Das konnte nicht wahr sein. Er musste ein guter Schauspieler sein, so etwas so ernst zu erzählen, und hatte offensichtlich einen makaberen Humor. Doch dann zog er eine Mappe mit Zeitungsartikeln hervor, die über den Unfall berichteten.
„Schauen Sie! Vom letzten Sommer. Wir haben die Ausschnitte hier, weil mein Kollege, der die Nachtschicht macht, sein Onkel war. Er sieht sie sich immer wieder an.“
Die Tränen schossen mir in die Augen. Ich konnte es nicht verstehen. Mechanisch nahm ich meinen Koffer, stieg in den Bus und später ins Flugzeug. Ich war selbst in Düsseldorf noch nicht wieder bei mir, so dass ich meinen Wagen erst suchen musste. Ich konnte mich einfach nicht konzentrieren. Und ich hätte nicht fahren sollen.

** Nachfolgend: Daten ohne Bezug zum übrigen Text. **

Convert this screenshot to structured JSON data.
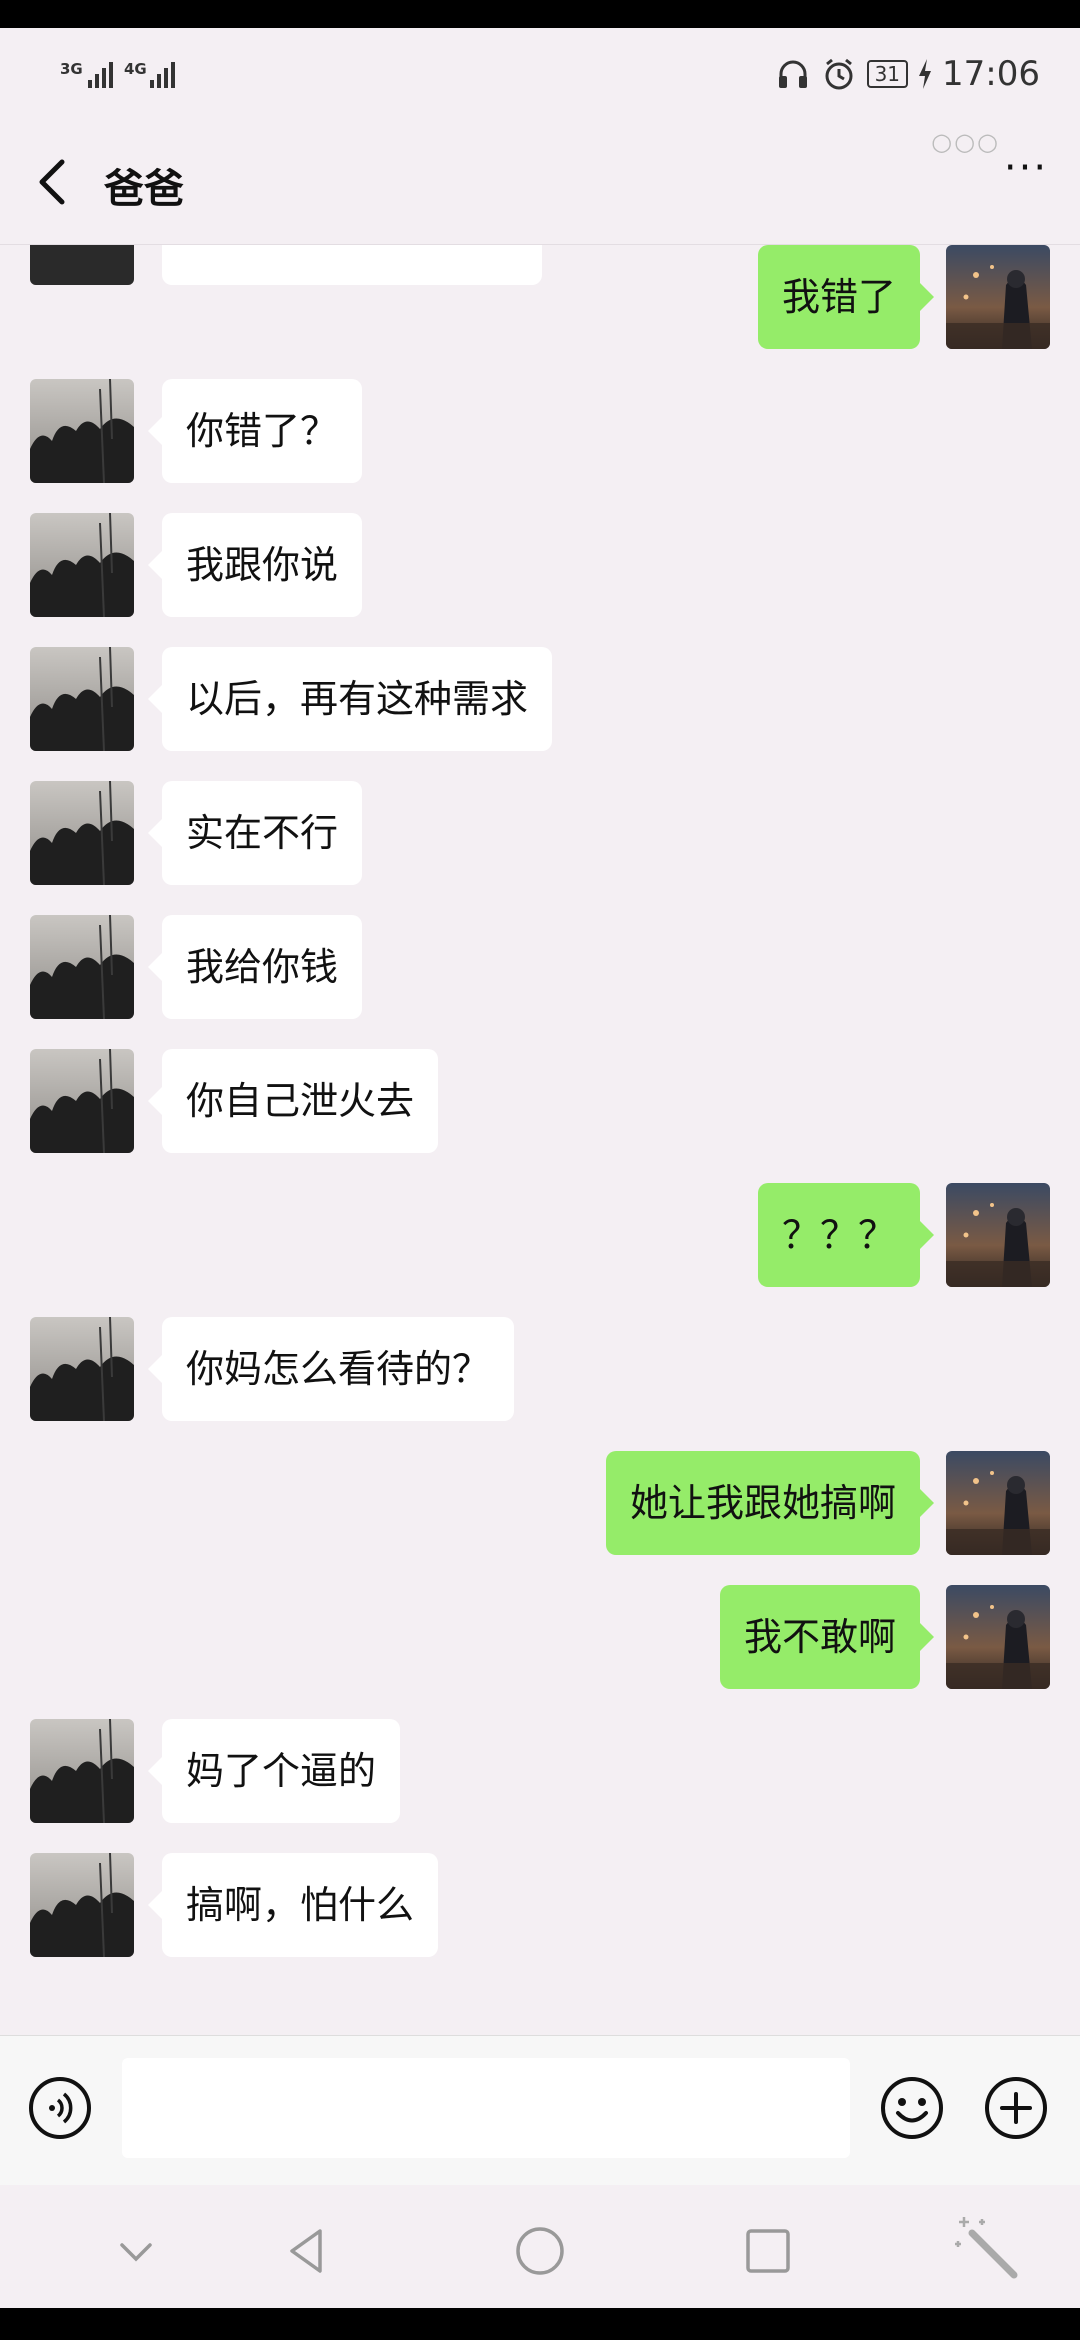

Wissen Sie, direkt hinter Düsseldorf übersah ich an der Auffahrt ein Auto. Leitplanke, LKW, eingequetscht. Sie mussten mich rausschneiden. Ich höre noch das Quietschen der Reifen, das Geräusch von Metall auf Metall. Und ich rieche das verbrannte Gummi und den Gestank der Flex. Es war furchtbar. Aber gespürt habe ich nichts. Alles verlor sich in weiter Ferne.
„Unser nächster Halt ist Düsseldorf Flughafen. Der Ausstieg befindet sich in Fahrtrichtung rechts.“
Wissen Sie, dass ich jetzt wieder nach Fuerteventura fliege? Vielen Dank, dass Sie mir zugehört haben. Es tut gut, mal darüber zu reden. Ich wünsche Ihnen alles Gute.
Damit lächelte ich die alte Dame an und nahm den kurzen Weg durch die Waggonwand. Immer noch erschauerte ich beim Durchschreiten fester Gegenstände. Ein ganz eigenartiges, aber angenehmes Gefühl. Diesmal lächelte ich für mich. Es hatte einige Vorteile, wenn man tot war.